60 Minutes to Report on 28 Pages Said to Link 9/11, Saudi Arabia
The drive to declassify 28 pages from a congressional intelligence inquiry that detail specific indications of foreign government support of the 9/11 hijackers is about to be put under a powerful spotlight, as 60 Minutes will air a segment on the topic this Sunday, April 10 at 7 pm ET/PT.
According to the CBS News preview of the story, Steve Kroft interviewed former senator Bob Graham, former congressman and CIA director Porter Goss, former 9/11 Commission members Bob Kerrey and John Lehman, lawyers representing 9/11 family members suing Saudi Arabia and former congressman Tim Roemer, who served on both the inquiry that produced the 28 pages and the 9/11 Commission that followed that inquiry.

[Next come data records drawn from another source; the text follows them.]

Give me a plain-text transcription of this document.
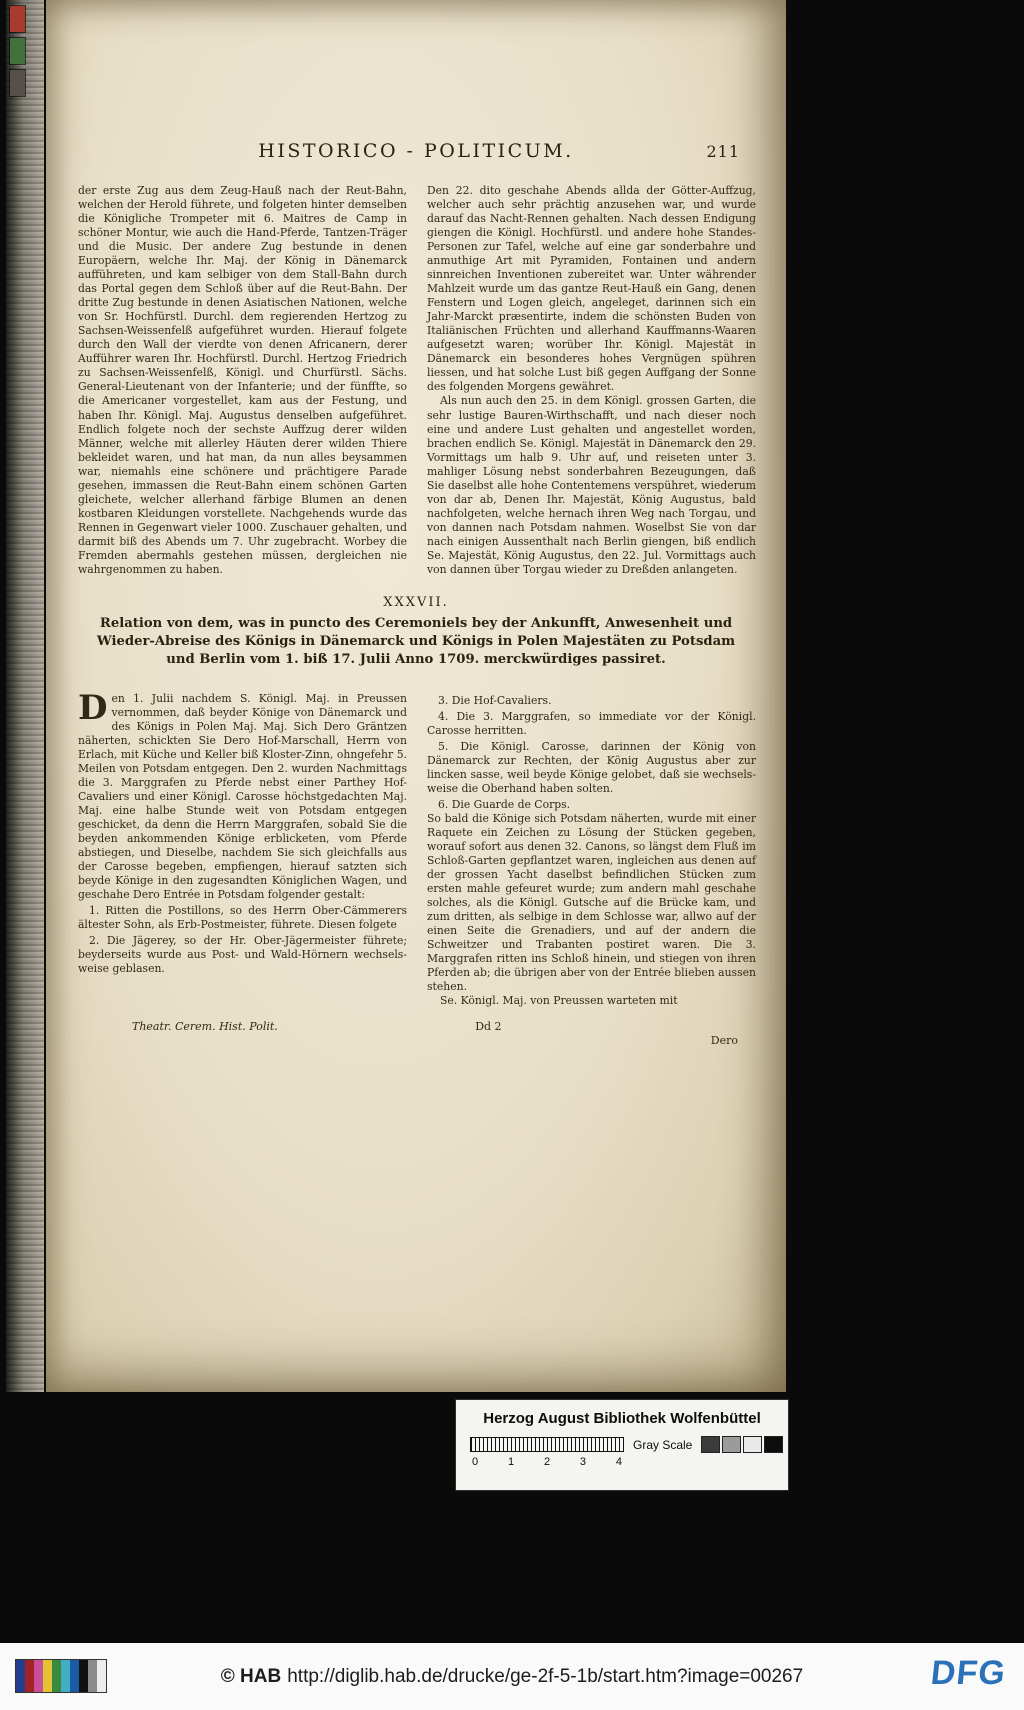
HISTORICO - POLITICUM.	211

der erste Zug aus dem Zeug-Hauß nach der Reut-Bahn, welchen der Herold führete, und folgeten hinter demselben die Königliche Trompeter mit 6. Maitres de Camp in schöner Montur, wie auch die Hand-Pferde, Tantzen-Träger und die Music. Der andere Zug bestunde in denen Europäern, welche Ihr. Maj. der König in Dänemarck aufführeten, und kam selbiger von dem Stall-Bahn durch das Portal gegen dem Schloß über auf die Reut-Bahn. Der dritte Zug bestunde in denen Asiatischen Nationen, welche von Sr. Hochfürstl. Durchl. dem regierenden Hertzog zu Sachsen-Weissenfelß aufgeführet wurden. Hierauf folgete durch den Wall der vierdte von denen Africanern, derer Aufführer waren Ihr. Hochfürstl. Durchl. Hertzog Friedrich zu Sachsen-Weissenfelß, Königl. und Churfürstl. Sächs. General-Lieutenant von der Infanterie; und der fünffte, so die Americaner vorgestellet, kam aus der Festung, und haben Ihr. Königl. Maj. Augustus denselben aufgeführet. Endlich folgete noch der sechste Auffzug derer wilden Männer, welche mit allerley Häuten derer wilden Thiere bekleidet waren, und hat man, da nun alles beysammen war, niemahls eine schönere und prächtigere Parade gesehen, immassen die Reut-Bahn einem schönen Garten gleichete, welcher allerhand färbige Blumen an denen kostbaren Kleidungen vorstellete. Nachgehends wurde das Rennen in Gegenwart vieler 1000. Zuschauer gehalten, und darmit biß des Abends um 7. Uhr zugebracht. Worbey die Fremden abermahls gestehen müssen, dergleichen nie wahrgenommen zu haben.

Den 22. dito geschahe Abends allda der Götter-Auffzug, welcher auch sehr prächtig anzusehen war, und wurde darauf das Nacht-Rennen gehalten. Nach dessen Endigung giengen die Königl. Hochfürstl. und andere hohe Standes-Personen zur Tafel, welche auf eine gar sonderbahre und anmuthige Art mit Pyramiden, Fontainen und andern sinnreichen Inventionen zubereitet war. Unter währender Mahlzeit wurde um das gantze Reut-Hauß ein Gang, denen Fenstern und Logen gleich, angeleget, darinnen sich ein Jahr-Marckt præsentirte, indem die schönsten Buden von Italiänischen Früchten und allerhand Kauffmanns-Waaren aufgesetzt waren; worüber Ihr. Königl. Majestät in Dänemarck ein besonderes hohes Vergnügen spühren liessen, und hat solche Lust biß gegen Auffgang der Sonne des folgenden Morgens gewähret.

Als nun auch den 25. in dem Königl. grossen Garten, die sehr lustige Bauren-Wirthschafft, und nach dieser noch eine und andere Lust gehalten und angestellet worden, brachen endlich Se. Königl. Majestät in Dänemarck den 29. Vormittags um halb 9. Uhr auf, und reiseten unter 3. mahliger Lösung nebst sonderbahren Bezeugungen, daß Sie daselbst alle hohe Contentemens verspühret, wiederum von dar ab, Denen Ihr. Majestät, König Augustus, bald nachfolgeten, welche hernach ihren Weg nach Torgau, und von dannen nach Potsdam nahmen. Woselbst Sie von dar nach einigen Aussenthalt nach Berlin giengen, biß endlich Se. Majestät, König Augustus, den 22. Jul. Vormittags auch von dannen über Torgau wieder zu Dreßden anlangeten.

XXXVII.
Relation von dem, was in puncto des Ceremoniels bey der Ankunfft, Anwesenheit und Wieder-Abreise des Königs in Dänemarck und Königs in Polen Majestäten zu Potsdam und Berlin vom 1. biß 17. Julii Anno 1709. merckwürdiges passiret.

Den 1. Julii nachdem S. Königl. Maj. in Preussen vernommen, daß beyder Könige von Dänemarck und des Königs in Polen Maj. Maj. Sich Dero Gräntzen näherten, schickten Sie Dero Hof-Marschall, Herrn von Erlach, mit Küche und Keller biß Kloster-Zinn, ohngefehr 5. Meilen von Potsdam entgegen. Den 2. wurden Nachmittags die 3. Marggrafen zu Pferde nebst einer Parthey Hof-Cavaliers und einer Königl. Carosse höchstgedachten Maj. Maj. eine halbe Stunde weit von Potsdam entgegen geschicket, da denn die Herrn Marggrafen, sobald Sie die beyden ankommenden Könige erblicketen, vom Pferde abstiegen, und Dieselbe, nachdem Sie sich gleichfalls aus der Carosse begeben, empfiengen, hierauf satzten sich beyde Könige in den zugesandten Königlichen Wagen, und geschahe Dero Entrée in Potsdam folgender gestalt:

1. Ritten die Postillons, so des Herrn Ober-Cämmerers ältester Sohn, als Erb-Postmeister, führete. Diesen folgete

2. Die Jägerey, so der Hr. Ober-Jägermeister führete; beyderseits wurde aus Post- und Wald-Hörnern wechsels-weise geblasen.

3. Die Hof-Cavaliers.

4. Die 3. Marggrafen, so immediate vor der Königl. Carosse herritten.

5. Die Königl. Carosse, darinnen der König von Dänemarck zur Rechten, der König Augustus aber zur lincken sasse, weil beyde Könige gelobet, daß sie wechsels-weise die Oberhand haben solten.

6. Die Guarde de Corps.

So bald die Könige sich Potsdam näherten, wurde mit einer Raquete ein Zeichen zu Lösung der Stücken gegeben, worauf sofort aus denen 32. Canons, so längst dem Fluß im Schloß-Garten gepflantzet waren, ingleichen aus denen auf der grossen Yacht daselbst befindlichen Stücken zum ersten mahle gefeuret wurde; zum andern mahl geschahe solches, als die Königl. Gutsche auf die Brücke kam, und zum dritten, als selbige in dem Schlosse war, allwo auf der einen Seite die Grenadiers, und auf der andern die Schweitzer und Trabanten postiret waren. Die 3. Marggrafen ritten ins Schloß hinein, und stiegen von ihren Pferden ab; die übrigen aber von der Entrée blieben aussen stehen.

Se. Königl. Maj. von Preussen warteten mit

Theatr. Cerem. Hist. Polit.	Dd 2
Dero
Herzog August Bibliothek Wolfenbüttel
Gray Scale
0	1	2	3	4
© HAB http://diglib.hab.de/drucke/ge-2f-5-1b/start.htm?image=00267	DFG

Report to Air on Eve of Obama Visit to Saudi Arabia
The high-profile 60 Minutes segment—which is positioned for high viewership as it follows coverage of the Masters Tournament—comes at a particularly sensitive time for the White House, as the president will visit Saudi Arabia on April 21. 9/11 family members say that, in 2009 and 2011, Obama assured them he would declassify the 28 pages, yet that promise has gone unfulfilled.
Former Senator Bob Graham
Graham, who co-chaired the inquiry that wrote the 28 pages, has said, “The 28 pages primarily relate to who financed 9/11 and they point a very strong finger at Saudi Arabia as being the principal financier.” He has also said that, by shielding Saudi Arabia from scrutiny of its sponsorship of Sunni extremism, the continued classification has encouraged their continued sponsorship and paved the way for the rise of ISIS.
Congressman Thomas Massie described the experience of reading the pages as “shocking” and said, “I had to stop every couple pages and…try to rearrange my understanding of history. It challenges you to rethink everything.”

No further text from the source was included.